Any one know the toll charge to do this stretch of road, any grades I need to know about and if so any other route you might suggest???

Cheers,
Rob


----------



## mswalt (Sep 14, 2004)

Rob,

I just took I-44 from OK City through Tulsa to Springfield on my way to Branson last month. If I remember correctly, the tolls were about 4-6 dollars each time. I think we paid three or four times. I might be mistaken but something like that. No big deal. No trouble; the toll booths are easily accessible with your Outback. No significant grades on that stretch of highway, either.

Now, if you're heading south at Springfield toward Branson, be prepared for some fairly steep grades. You're heading into some of the Ozarks. Not bad, though.

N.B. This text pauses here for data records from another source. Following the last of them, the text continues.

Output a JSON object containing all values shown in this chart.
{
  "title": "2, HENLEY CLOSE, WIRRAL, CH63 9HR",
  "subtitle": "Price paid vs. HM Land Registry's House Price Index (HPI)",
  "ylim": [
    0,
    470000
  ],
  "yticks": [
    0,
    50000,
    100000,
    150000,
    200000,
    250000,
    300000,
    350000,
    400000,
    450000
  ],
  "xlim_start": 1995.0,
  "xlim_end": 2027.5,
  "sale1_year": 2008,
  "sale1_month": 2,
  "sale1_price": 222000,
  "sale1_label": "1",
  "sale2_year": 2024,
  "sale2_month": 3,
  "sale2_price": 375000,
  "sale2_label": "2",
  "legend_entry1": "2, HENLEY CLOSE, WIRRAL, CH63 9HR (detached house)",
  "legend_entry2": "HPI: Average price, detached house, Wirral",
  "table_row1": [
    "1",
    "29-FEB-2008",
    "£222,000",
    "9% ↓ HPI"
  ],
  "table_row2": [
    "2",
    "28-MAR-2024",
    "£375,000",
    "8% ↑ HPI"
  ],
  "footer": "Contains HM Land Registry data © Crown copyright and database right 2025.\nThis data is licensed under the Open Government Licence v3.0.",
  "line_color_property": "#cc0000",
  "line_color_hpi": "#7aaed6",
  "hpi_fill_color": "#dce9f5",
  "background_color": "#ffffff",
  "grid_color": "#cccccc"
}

Depending upon where you're heading, there are few options for routes, unless you want to go through every little town between OK City and Springfield. The Turnpikes are the way to go.

Enjoy your trip.

Mark


----------



## Excursions R Us (Jan 25, 2006)

mswalt said:


> Rob,
> 
> I just took I-44 from OK City through Tulsa to Springfield on my way to Branson last month. If I remember correctly, the tolls were about 4-6 dollars each time. I think we paid three or four times. I might be mistaken but something like that. No big deal. No trouble; the toll booths are easily accessible with your Outback. No significant grades on that stretch of highway, either.
> 
> ...


Thannks Mark,

Getting near the end of our excursion so we needed to Budget what kind of cash we will need. In Bryce Canyon right now and just planning our trip home. Many thanks for the quick reply!

cheers,
Rob


----------



## 7heaven (Jun 4, 2005)

Here's a table of their tolls: http://www.pikepass.com/maps/charts/turner.htm


----------